Teaching Machine Learning

For the last month I’ve been teaching two courses at the Lally School of Management at RPI, one on Applied Analytics and Predictive Modeling and the other an Introduction to Machine Learning Applications. Most of the students are in the first year of an MBA or RPI’s MS in Business Analytics, although about a third are senior-level undergraduates.

During my previous stint at RPI I co-taught Deborah McGuinness’s ontology-related courses alongside her other postdocs. A few years before that I led a series of informal workshops on programming-related topics for grad students at Iowa State while Jennifer was studying there. This semester is the first I’ve been the teacher of record for an entire course. I’d always wanted to try that, so when the opportunity arose I jumped at it.

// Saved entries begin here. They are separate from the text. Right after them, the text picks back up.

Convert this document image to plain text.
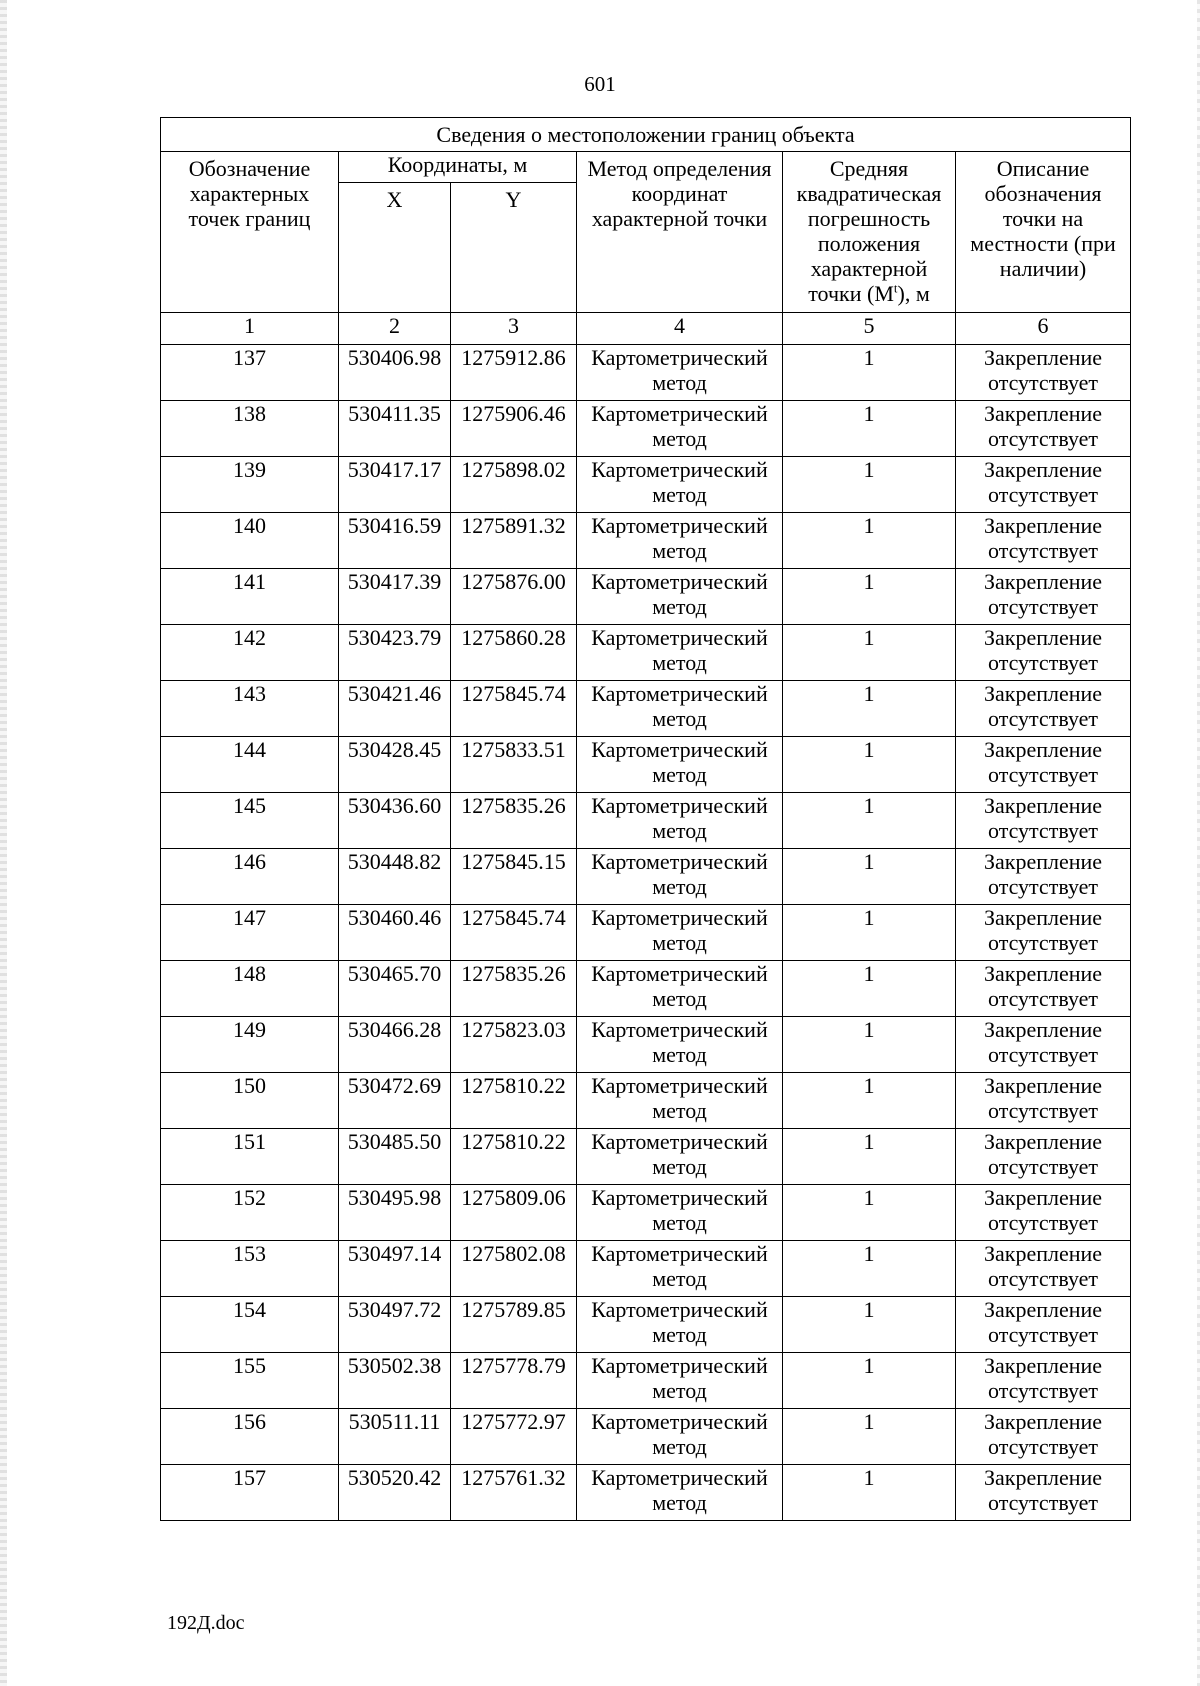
601
Сведения о местоположении границ объекта					
Обозначение характерных точек границ	Координаты, м		Метод определения координат характерной точки	Средняя квадратическая погрешность положения характерной точки $(М^t)$, м	Описание обозначения точки на местности (при наличии)
	X	Y			
1	2	3	4	5	6
137	530406.98	1275912.86	Картометрический метод	1	Закрепление отсутствует
138	530411.35	1275906.46	Картометрический метод	1	Закрепление отсутствует
139	530417.17	1275898.02	Картометрический метод	1	Закрепление отсутствует
140	530416.59	1275891.32	Картометрический метод	1	Закрепление отсутствует
141	530417.39	1275876.00	Картометрический метод	1	Закрепление отсутствует
142	530423.79	1275860.28	Картометрический метод	1	Закрепление отсутствует
143	530421.46	1275845.74	Картометрический метод	1	Закрепление отсутствует
144	530428.45	1275833.51	Картометрический метод	1	Закрепление отсутствует
145	530436.60	1275835.26	Картометрический метод	1	Закрепление отсутствует
146	530448.82	1275845.15	Картометрический метод	1	Закрепление отсутствует
147	530460.46	1275845.74	Картометрический метод	1	Закрепление отсутствует
148	530465.70	1275835.26	Картометрический метод	1	Закрепление отсутствует
149	530466.28	1275823.03	Картометрический метод	1	Закрепление отсутствует
150	530472.69	1275810.22	Картометрический метод	1	Закрепление отсутствует
151	530485.50	1275810.22	Картометрический метод	1	Закрепление отсутствует
152	530495.98	1275809.06	Картометрический метод	1	Закрепление отсутствует
153	530497.14	1275802.08	Картометрический метод	1	Закрепление отсутствует
154	530497.72	1275789.85	Картометрический метод	1	Закрепление отсутствует
155	530502.38	1275778.79	Картометрический метод	1	Закрепление отсутствует
156	530511.11	1275772.97	Картометрический метод	1	Закрепление отсутствует
157	530520.42	1275761.32	Картометрический метод	1	Закрепление отсутствует
192Д.doc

Neither course is new in the curriculum, so I’ve been able to draw on a library of existing material and curate it with my own emphases. There’s a fair bit of overlap between the content of the two courses, which has made preparing for them easier: NumPy, Pandas, Scikit-Learn, data visualization, regression, decision trees, clustering, natural language processing, image processing, neural networks, deep learning. I’ve continued to be impressed by the caliber of RPI students.

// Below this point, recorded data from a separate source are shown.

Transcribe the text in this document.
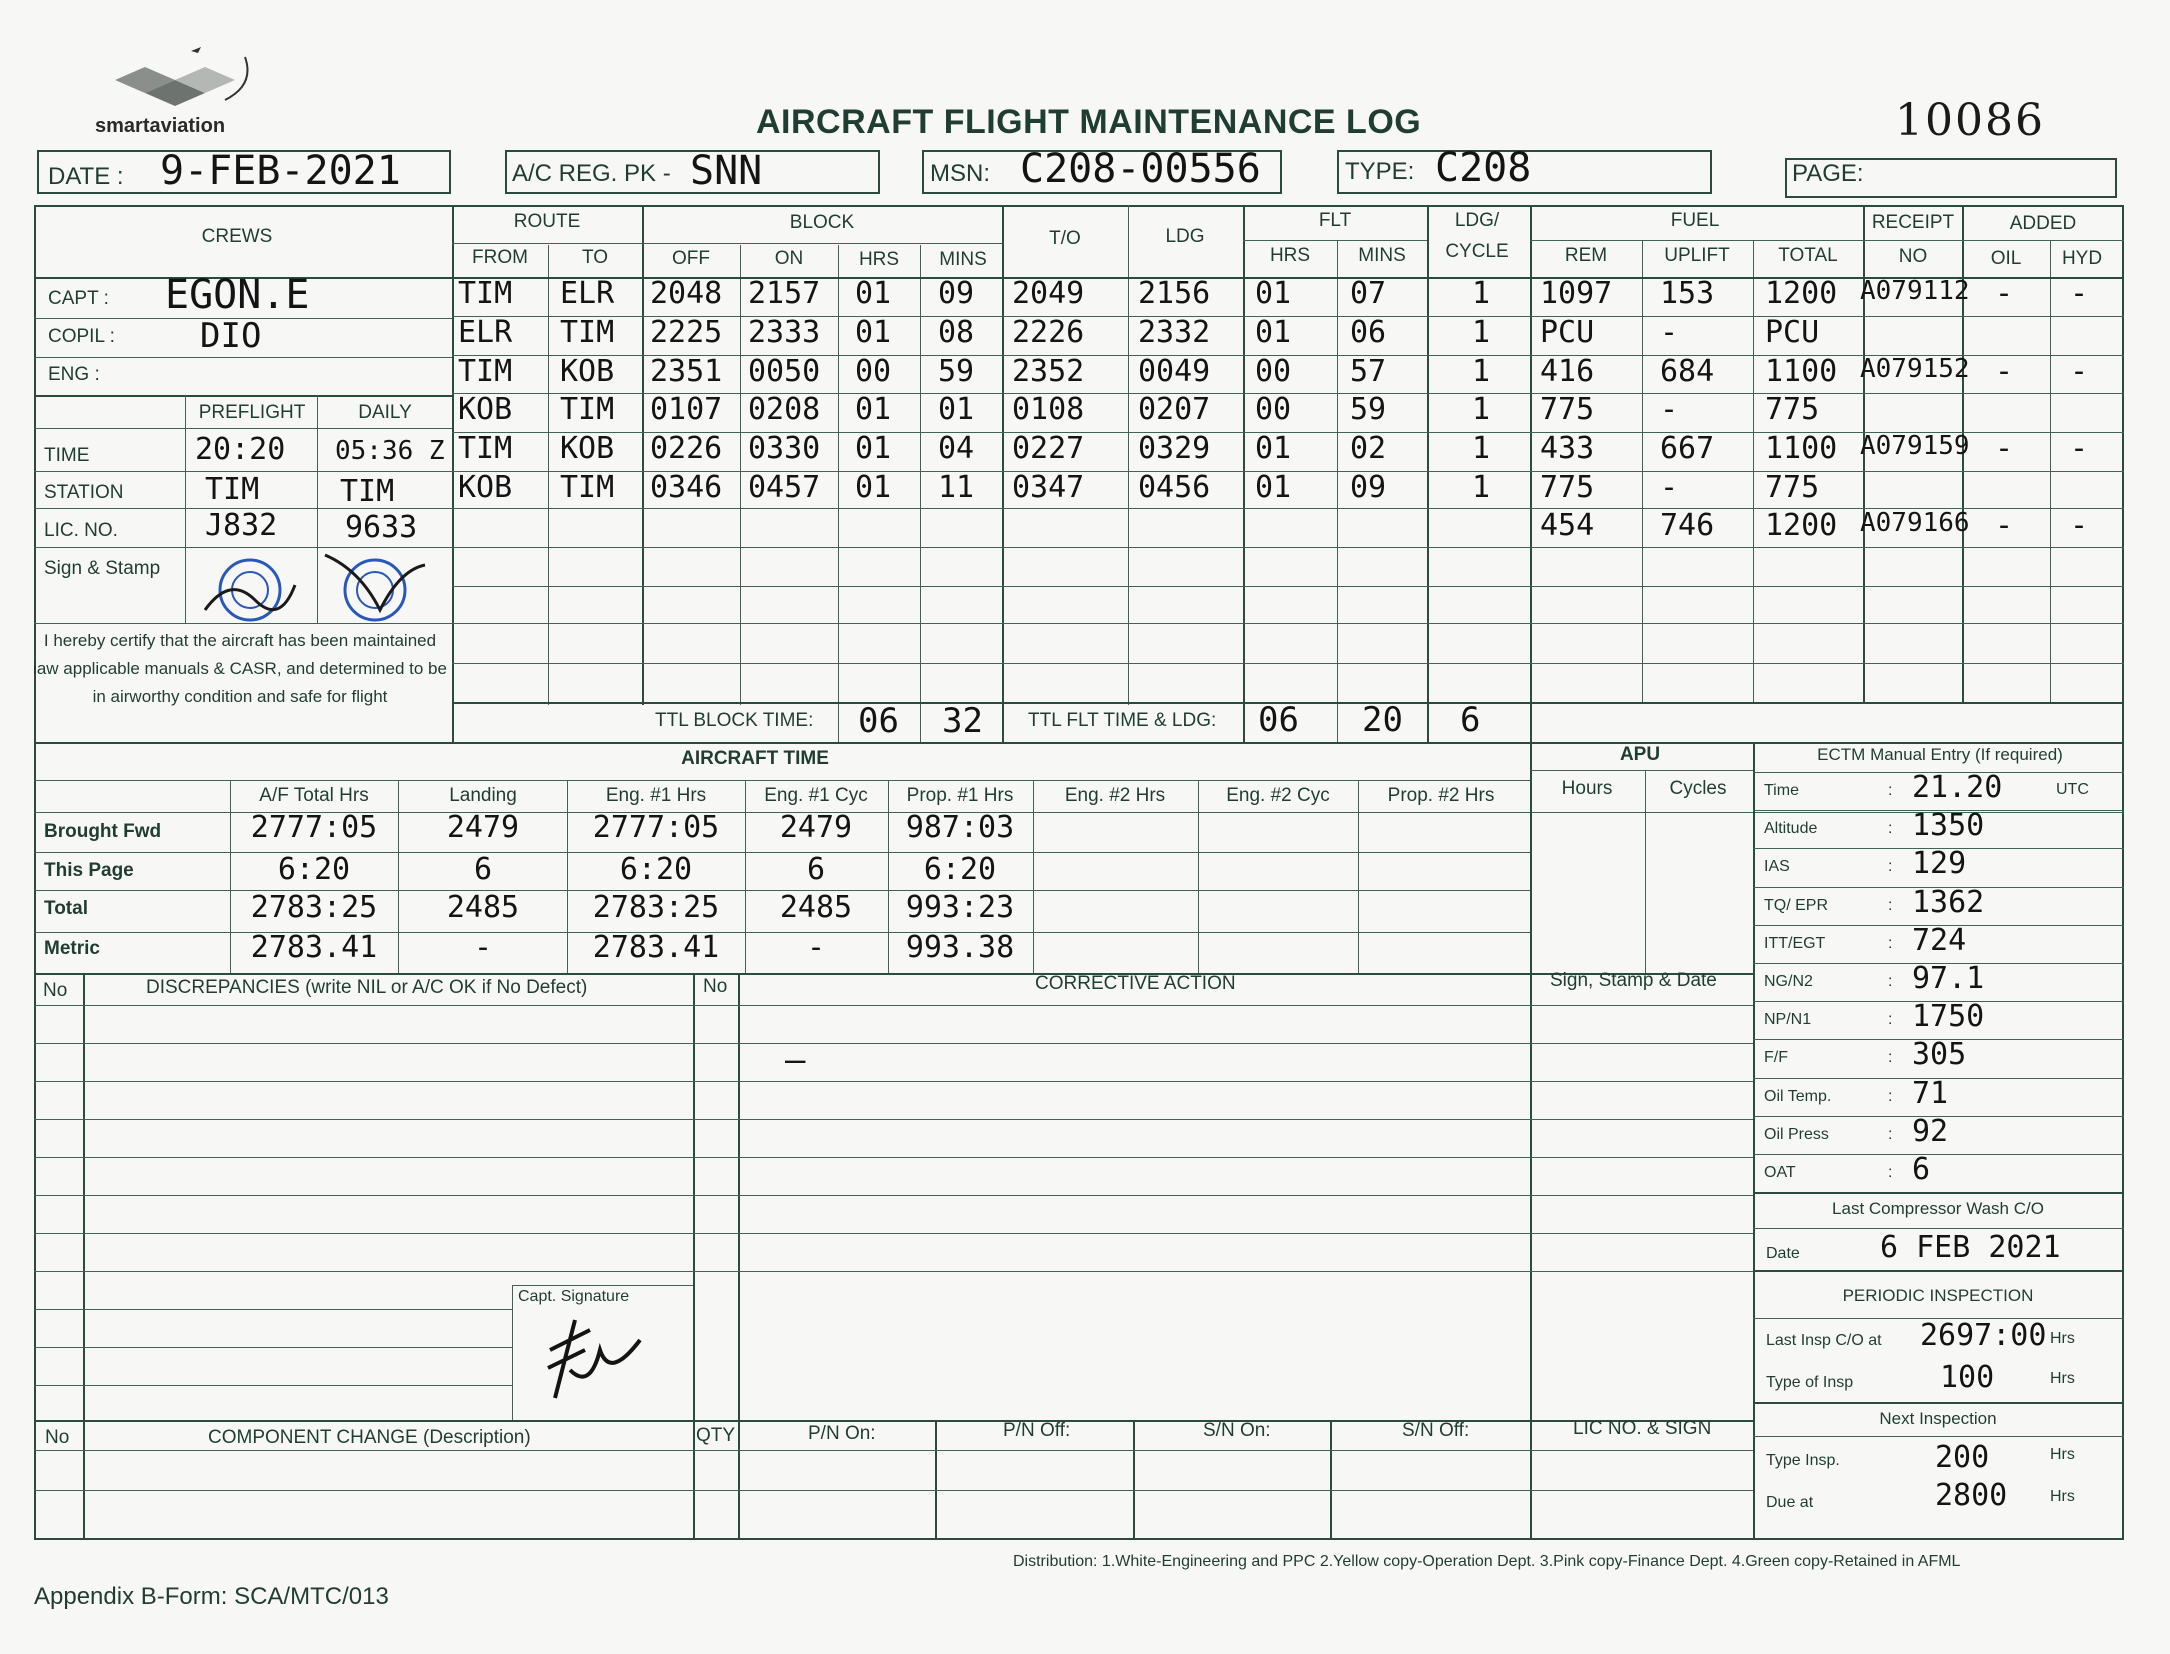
smartaviation	AIRCRAFT FLIGHT MAINTENANCE LOG	10086
DATE : 9-FEB-2021	A/C REG. PK - SNN	MSN: C208-00556	TYPE: C208	PAGE:
CREWS
CAPT : EGON.E
COPIL :	DIO
ENG :
PREFLIGHT	DAILY
TIME	20:20 05:36 Z
STATION	TIM	TIM
LIC. NO.	J832 9633
Sign & Stamp
I hereby certify that the aircraft has been maintained iaw applicable manuals & CASR, and determined to be in airworthy condition and safe for flight
ROUTE
FROM	TO
BLOCK
OFF	ON	HRS MINS
T/O	LDG
FLT
HRS	MINS
LDG/
CYCLE
FUEL
REM	UPLIFT	TOTAL
RECEIPT
NO
ADDED
OIL HYD
TIM ELR 2048 2157 01 09 2049 2156 01 07	1 1097 153 1200 A079112 - -
ELR TIM 2225 2333 01 08 2226 2332 01 06	1 PCU -	PCU
TIM KOB 2351 0050 00 59 2352 0049 00 57	1 416 684 1100 A079152 - -
KOB TIM 0107 0208 01 01 0108 0207 00 59	1 775 -	775
TIM KOB 0226 0330 01 04 0227 0329 01 02	1 433 667 1100 A079159 - -
KOB TIM 0346 0457 01 11 0347 0456 01 09	1 775 -	775
454 746 1200 A079166 - -
TTL BLOCK TIME: 06 32 TTL FLT TIME & LDG: 06 20 6
AIRCRAFT TIME
A/F Total Hrs	Landing	Eng. #1 Hrs	Eng. #1 Cyc Prop. #1 Hrs	Eng. #2 Hrs	Eng. #2 Cyc	Prop. #2 Hrs
Brought Fwd	2777:05 2479 2777:05 2479 987:03
This Page	6:20	6	6:20	6	6:20
Total	2783:25 2485 2783:25 2485 993:23
Metric	2783.41	-	2783.41	-	993.38
APU
Hours	Cycles
ECTM Manual Entry (If required)
Time	: 21.20
Altitude	: 1350
IAS	: 129
TQ/ EPR	: 1362
ITT/EGT	: 724
NG/N2	: 97.1
NP/N1	: 1750
F/F	: 305
Oil Temp.	: 71
Oil Press	: 92
OAT	: 6
UTC
Last Compressor Wash C/O
Date	6 FEB 2021
PERIODIC INSPECTION
Last Insp C/O at 2697:00 Hrs
Type of Insp	100	Hrs
Next Inspection
Type Insp.	200	Hrs
Due at	2800	Hrs
No	DISCREPANCIES (write NIL or A/C OK if No Defect)	No	CORRECTIVE ACTION	Sign, Stamp & Date
—
Capt. Signature
No	COMPONENT CHANGE (Description)	QTY	P/N On:	P/N Off:	S/N On:	S/N Off:	LIC NO. & SIGN
Distribution: 1.White-Engineering and PPC 2.Yellow copy-Operation Dept. 3.Pink copy-Finance Dept. 4.Green copy-Retained in AFML
Appendix B-Form: SCA/MTC/013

Although I’m very comfortable working in Python, Machine Learning isn’t an area I’ve specialized in. Over the course of my career in industry I’ve used ML in several applications – identifying email newsletter signup forms in the Notablist crawler, for example. But it’s been two decades since I studied statistics, linear algebra, and the theoretical models underpinning the libraries.

The best way to (re-)learn something is to teach it, and I’ve enjoyed coming up to speed the last couple of months. It’s been a stark contrast to my work in industry, where I’m usually paid to do things I already know how to do well from the outset.